What Is Pre/Perimenopause All About?

It can be a confusing time as hormones change and various symptoms start to appear. Is it pre/perimenopause or menopause itself?

 

Your doctor may tell you that you in menopause, or premenopausal or even perimenopause but what exactly does that mean? There is a vast range that can apply as a woman’s hormone balance can begin to shift at anywhere from her mid thirties to late forties.

This can all depend on a number of factors including:

*  heredity

*  environment

*  how early or late she began menstruating

*  whether she had children, how many and at what age

*  lifestyle factors such as diet and exercise

*  how exhausted she is from trying to juggle career and family

*  being exposed to toxins in the workplace

Hormone balance is intimately connected to stress levels, nutrition and the environmental toxins encountered daily.

The ability of the follicles to mature an egg and release it may begin ‘sputtering’ so to speak a decade before actual menopause, creating menstrual cycles in which a woman does not ovulate, called anovulatory cycles.

If she isn’t ovulating she isn’t producing progesterone from the ovaries and she may begin experiencing menopausal symptoms such as weight gain, water retention and mood swings.

Menstrual cycles can continue even progesterone being produced so most women aren’t aware that the lack of progesterone is causing their symptoms. This is known as perimenopause or premenopause.

It used to be true that the majority of women began menopause in their midforties to early fifties but now things appear to have changed. Women now may have anovulatory periods starting in their early thirties and yet do not experience cessation of periods (menopause) until their fifties.

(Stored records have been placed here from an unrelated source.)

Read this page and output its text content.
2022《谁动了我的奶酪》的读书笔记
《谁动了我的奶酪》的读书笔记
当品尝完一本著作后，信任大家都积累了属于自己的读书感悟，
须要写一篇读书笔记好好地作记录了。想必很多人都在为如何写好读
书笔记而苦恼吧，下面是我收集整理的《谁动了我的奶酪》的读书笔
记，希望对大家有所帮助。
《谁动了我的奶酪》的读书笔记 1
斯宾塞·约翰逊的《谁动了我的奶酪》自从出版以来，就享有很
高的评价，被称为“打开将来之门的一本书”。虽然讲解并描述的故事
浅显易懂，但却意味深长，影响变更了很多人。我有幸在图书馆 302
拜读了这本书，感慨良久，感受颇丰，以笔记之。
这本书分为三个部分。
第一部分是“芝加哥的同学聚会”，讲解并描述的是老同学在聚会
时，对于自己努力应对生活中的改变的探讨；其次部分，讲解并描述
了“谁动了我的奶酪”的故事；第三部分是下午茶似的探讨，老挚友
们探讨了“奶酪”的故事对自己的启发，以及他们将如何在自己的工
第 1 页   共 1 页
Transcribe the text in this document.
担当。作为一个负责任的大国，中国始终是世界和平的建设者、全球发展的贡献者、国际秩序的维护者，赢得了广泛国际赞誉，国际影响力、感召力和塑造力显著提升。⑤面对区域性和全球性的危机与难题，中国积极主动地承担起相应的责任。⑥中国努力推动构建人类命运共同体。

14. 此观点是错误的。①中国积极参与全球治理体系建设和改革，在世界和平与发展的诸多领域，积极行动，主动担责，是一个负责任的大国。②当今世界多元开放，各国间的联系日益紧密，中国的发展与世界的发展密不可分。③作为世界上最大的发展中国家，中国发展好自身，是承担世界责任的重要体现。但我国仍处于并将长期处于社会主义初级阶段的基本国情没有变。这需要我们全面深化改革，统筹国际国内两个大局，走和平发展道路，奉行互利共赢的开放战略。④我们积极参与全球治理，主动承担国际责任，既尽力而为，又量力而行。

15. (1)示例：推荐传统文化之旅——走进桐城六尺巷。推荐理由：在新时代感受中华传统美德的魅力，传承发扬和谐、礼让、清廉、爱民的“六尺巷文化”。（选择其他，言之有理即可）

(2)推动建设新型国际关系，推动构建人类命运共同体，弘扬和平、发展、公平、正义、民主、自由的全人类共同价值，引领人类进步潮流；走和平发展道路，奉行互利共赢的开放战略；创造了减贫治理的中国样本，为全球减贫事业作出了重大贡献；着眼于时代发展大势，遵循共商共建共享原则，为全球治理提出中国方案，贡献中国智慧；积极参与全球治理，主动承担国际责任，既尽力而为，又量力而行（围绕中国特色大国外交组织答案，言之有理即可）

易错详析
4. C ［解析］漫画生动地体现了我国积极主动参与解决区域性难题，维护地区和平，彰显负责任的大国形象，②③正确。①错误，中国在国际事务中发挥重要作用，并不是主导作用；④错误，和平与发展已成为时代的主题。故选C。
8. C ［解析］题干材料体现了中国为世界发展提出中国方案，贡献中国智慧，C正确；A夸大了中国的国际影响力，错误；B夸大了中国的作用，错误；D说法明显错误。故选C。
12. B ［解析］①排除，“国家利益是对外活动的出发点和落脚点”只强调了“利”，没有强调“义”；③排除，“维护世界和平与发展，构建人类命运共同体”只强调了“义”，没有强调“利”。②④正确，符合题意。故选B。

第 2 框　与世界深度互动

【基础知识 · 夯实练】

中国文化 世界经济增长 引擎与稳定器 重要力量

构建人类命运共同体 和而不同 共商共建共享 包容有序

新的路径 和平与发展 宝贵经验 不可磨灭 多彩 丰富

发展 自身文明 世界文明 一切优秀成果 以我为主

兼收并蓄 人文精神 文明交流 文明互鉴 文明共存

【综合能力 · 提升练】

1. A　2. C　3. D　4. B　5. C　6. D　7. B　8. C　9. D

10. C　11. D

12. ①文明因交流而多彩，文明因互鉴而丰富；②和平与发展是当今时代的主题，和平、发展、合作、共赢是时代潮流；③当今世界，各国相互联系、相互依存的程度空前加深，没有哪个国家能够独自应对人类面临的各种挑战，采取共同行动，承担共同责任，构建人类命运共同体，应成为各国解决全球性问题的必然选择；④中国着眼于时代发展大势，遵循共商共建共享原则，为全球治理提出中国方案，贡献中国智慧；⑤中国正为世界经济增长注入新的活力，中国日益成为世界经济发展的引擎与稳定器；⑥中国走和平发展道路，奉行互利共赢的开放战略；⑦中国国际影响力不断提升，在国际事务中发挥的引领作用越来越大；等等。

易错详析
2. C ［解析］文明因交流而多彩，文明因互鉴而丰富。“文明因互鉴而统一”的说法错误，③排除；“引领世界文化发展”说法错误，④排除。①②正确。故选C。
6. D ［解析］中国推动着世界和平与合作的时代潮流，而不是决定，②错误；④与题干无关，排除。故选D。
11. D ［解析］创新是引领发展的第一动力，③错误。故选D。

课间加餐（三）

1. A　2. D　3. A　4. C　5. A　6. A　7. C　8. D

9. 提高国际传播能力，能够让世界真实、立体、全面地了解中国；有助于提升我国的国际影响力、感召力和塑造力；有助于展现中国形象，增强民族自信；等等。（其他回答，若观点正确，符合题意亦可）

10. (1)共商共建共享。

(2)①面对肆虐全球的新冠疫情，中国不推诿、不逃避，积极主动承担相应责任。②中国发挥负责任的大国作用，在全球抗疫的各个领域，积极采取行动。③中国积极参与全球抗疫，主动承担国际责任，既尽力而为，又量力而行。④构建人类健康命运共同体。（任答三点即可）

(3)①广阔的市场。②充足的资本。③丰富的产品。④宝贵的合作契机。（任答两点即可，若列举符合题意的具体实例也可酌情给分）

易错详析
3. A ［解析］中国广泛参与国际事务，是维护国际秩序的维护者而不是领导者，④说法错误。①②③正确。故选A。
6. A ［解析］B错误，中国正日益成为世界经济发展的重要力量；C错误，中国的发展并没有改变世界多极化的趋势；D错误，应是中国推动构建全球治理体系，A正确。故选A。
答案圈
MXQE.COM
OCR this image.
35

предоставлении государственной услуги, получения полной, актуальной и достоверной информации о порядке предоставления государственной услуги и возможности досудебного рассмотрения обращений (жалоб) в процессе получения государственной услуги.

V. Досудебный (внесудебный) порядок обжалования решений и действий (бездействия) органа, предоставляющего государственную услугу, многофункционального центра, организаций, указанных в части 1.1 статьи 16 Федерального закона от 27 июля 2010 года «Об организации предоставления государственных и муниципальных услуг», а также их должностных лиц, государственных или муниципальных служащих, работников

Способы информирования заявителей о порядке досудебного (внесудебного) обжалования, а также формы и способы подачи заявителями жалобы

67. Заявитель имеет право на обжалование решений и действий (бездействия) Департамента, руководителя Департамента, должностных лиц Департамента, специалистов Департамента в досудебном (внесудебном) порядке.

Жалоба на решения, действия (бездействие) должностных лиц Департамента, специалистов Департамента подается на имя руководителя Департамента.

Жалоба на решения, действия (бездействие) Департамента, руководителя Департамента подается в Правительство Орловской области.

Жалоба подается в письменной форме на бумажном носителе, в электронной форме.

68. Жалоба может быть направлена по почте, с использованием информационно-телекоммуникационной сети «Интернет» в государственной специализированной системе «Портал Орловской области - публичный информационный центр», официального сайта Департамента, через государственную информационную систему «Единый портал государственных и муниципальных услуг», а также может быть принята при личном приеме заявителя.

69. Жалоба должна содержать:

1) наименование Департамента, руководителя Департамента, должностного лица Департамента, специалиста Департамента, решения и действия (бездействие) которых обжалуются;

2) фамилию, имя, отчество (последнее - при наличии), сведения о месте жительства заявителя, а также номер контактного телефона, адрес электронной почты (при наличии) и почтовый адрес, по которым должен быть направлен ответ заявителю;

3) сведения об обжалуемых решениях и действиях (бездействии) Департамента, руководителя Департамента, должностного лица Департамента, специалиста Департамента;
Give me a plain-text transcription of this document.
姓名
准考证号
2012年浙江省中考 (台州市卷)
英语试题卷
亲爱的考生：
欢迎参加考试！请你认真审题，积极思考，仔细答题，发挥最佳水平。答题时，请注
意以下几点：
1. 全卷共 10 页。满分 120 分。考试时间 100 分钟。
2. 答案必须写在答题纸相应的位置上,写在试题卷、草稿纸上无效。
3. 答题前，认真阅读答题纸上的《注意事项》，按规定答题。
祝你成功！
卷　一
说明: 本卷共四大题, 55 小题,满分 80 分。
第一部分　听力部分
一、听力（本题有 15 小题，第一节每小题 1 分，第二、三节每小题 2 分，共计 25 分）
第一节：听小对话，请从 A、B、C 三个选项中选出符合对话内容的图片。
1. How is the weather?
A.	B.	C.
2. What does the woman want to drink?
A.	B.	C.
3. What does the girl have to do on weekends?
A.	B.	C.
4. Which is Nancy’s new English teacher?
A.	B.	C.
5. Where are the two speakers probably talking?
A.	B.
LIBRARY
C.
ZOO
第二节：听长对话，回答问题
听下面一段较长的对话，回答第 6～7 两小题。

During this time the ovaries continue to produce oestrogen sufficient for regular or irregular shedding, creating what the late Dr John Lee termed ‘oestrogen dominance.’

Some women may go for years with irregular cycles and slowly wind down, or may just suddenly stop menstruating one month and never menstruate again.

They may be overwhelmed with unpleasant symptoms or hardly notice what has happened, other than not having to worry about birth control or buy tampons every month.

How menopause is experienced is as individual and unique as you are

Also, as you approach the menopause your periods can be closer together or get longer or heavier. This is really common and due to the way that your hormonal balance is starting to change.

At this point, your progesterone levels will be falling faster than your oestrogen, so your oestrogen just keeps triggering a menstruation and a bleed.

When oestrogen surges women undergoing these changes may notice:

  • Breast swelling and tenderness
  • Mood swings
  • Sleep disturbance
  • Water retention
  • Tendency to put on weight

These may be the symptoms of oestrogen dominance, caused mainly by lack of ovulation and therefore a lack of progesterone, while their oestrogen levels are still in the ‘normal’ range.

Their doctors may check their oestradiol levels and their FSH and LH levels, but rarely does it dawn on them that their patients’ progesterone levels are too low.

Restoring hormone balance can help women through perimenopause and support them as their symptoms change during menopause itself.

What each woman needs is different, for the majority simply increasing their progesterones levels is all that is needed, but some women a small amount of oestrogen is helpful if her own natural levels are insufficient and resulting in symptoms such as vaginal dryness.